In this paper, we strove to advance the profiling step of the template attack, by seeking a practical compression method which requires a smaller dataset and has better performance, both in the online and offline phases. We addressed the challenge of finding the most informative traces regarding the leaked Hamming weight values by building an optimal variant of the state-of-the-art decoder presented in [18], based on the optimal feature selection guidelines of [24].

For the performance challenge, we designed a unique evaluation system which measured runtime, memory consumption, and accuracy. This system used to compare the performance of various decoders, which were found to differ based on the compression methods and configurations used. We demonstrated the importance of both choosing the correct number of principal components for the PCA-based method, and the correct number of clock cycles as a minimum distance between the selected points; one clock cycle was clearly found to be optimal in all of the best performing configurations. In terms of accuracy, the scoring, optimal, and DOM methods outperformed the PCA and SNR-based methods. When considering runtime and memory the opposite is true, except in case of our OS decoder.
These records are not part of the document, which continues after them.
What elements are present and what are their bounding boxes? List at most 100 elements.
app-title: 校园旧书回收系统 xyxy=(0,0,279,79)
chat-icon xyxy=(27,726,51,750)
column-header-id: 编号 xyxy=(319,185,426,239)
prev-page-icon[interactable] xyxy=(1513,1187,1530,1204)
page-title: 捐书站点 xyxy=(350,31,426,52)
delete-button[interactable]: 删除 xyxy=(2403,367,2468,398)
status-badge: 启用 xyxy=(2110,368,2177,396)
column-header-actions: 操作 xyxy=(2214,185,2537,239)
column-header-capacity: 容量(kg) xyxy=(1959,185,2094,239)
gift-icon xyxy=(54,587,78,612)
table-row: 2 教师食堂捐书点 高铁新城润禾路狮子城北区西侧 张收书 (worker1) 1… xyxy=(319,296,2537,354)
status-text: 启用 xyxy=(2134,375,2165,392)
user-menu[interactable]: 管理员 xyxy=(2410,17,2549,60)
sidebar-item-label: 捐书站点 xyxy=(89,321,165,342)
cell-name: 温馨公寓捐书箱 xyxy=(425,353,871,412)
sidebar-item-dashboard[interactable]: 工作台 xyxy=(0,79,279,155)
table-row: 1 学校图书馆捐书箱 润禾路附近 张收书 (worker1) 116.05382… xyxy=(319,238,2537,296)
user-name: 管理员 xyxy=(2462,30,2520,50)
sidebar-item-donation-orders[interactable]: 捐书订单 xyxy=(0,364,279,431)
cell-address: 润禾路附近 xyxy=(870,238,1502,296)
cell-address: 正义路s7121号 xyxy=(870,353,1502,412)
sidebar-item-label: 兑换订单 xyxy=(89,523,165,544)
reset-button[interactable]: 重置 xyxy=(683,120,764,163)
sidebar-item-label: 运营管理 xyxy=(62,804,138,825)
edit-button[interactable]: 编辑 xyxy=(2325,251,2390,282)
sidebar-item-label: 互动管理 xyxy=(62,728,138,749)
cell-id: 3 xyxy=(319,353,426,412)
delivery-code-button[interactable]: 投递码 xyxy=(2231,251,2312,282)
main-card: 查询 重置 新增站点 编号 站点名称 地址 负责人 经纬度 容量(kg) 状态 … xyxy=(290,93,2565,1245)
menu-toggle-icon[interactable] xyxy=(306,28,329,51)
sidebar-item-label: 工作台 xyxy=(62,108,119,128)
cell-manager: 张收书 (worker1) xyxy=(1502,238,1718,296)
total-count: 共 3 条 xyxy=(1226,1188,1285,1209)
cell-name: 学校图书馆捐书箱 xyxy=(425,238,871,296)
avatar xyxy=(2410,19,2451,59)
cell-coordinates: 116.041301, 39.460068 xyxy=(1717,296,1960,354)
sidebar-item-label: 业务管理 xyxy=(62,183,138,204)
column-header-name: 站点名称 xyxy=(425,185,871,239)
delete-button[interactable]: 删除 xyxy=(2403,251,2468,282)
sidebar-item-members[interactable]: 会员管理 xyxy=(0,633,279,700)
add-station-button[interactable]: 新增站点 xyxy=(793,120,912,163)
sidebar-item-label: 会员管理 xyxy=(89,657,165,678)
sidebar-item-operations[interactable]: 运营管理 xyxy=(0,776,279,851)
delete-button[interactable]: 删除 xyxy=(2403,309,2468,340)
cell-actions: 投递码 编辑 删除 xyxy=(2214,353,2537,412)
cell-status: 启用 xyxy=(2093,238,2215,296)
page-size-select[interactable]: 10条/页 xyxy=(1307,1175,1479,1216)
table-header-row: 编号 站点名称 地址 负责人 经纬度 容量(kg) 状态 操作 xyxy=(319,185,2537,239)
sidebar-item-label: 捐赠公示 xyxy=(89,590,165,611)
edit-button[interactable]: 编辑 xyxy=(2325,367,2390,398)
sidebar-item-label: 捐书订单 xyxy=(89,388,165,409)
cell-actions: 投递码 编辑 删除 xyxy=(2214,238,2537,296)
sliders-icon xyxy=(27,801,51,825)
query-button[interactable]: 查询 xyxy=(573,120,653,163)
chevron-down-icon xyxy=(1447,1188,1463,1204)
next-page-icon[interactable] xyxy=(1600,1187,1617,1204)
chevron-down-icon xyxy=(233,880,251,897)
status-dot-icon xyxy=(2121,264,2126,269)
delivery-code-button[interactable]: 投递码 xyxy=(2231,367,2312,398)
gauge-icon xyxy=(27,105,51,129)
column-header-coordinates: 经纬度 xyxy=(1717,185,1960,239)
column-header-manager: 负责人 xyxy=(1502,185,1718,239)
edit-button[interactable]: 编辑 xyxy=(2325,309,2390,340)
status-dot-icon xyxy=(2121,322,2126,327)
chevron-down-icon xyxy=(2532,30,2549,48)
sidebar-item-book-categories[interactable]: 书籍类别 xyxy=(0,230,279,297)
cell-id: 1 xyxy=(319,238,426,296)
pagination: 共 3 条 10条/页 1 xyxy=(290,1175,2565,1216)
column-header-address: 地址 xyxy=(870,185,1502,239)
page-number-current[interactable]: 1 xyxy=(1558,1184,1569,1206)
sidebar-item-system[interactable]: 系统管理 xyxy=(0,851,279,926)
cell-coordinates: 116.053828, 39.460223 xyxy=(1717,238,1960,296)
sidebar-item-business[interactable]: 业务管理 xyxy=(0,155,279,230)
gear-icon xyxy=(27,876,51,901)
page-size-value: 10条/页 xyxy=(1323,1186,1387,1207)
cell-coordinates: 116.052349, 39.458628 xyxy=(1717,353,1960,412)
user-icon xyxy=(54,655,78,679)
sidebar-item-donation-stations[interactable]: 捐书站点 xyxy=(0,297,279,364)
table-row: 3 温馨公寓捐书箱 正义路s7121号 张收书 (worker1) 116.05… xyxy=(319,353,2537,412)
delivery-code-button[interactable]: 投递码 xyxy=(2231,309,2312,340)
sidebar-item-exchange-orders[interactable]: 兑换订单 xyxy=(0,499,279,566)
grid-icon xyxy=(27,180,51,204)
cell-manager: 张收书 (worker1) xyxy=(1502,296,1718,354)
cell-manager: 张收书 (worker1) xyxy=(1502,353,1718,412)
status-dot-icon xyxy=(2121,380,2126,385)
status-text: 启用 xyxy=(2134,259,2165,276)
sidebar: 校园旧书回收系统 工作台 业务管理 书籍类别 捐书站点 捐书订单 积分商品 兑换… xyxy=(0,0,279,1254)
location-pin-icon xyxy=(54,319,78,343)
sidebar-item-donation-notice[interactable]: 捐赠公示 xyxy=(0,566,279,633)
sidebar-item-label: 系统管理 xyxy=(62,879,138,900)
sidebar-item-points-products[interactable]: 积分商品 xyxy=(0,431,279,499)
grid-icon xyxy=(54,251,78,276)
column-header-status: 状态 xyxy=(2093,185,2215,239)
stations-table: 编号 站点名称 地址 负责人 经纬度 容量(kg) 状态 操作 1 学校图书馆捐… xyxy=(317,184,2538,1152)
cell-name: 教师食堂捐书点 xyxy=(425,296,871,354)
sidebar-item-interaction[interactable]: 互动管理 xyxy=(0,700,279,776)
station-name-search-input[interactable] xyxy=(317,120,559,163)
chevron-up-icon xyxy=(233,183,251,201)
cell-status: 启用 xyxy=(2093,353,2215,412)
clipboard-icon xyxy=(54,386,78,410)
The experimental results demonstrate our decoder’s ability to outperform the other methods evaluated in terms of memory consumption; however, while it also has shorter run-times than the state of the art, it is slightly less accurate. There is thus a tradeoff in that while our decoder is fast and has low memory consumption, this comes at a cost in terms of the accuracy rate; therefore, our decoder is optimal in cases in which there are time or data restrictions, for example, a small dataset or online data.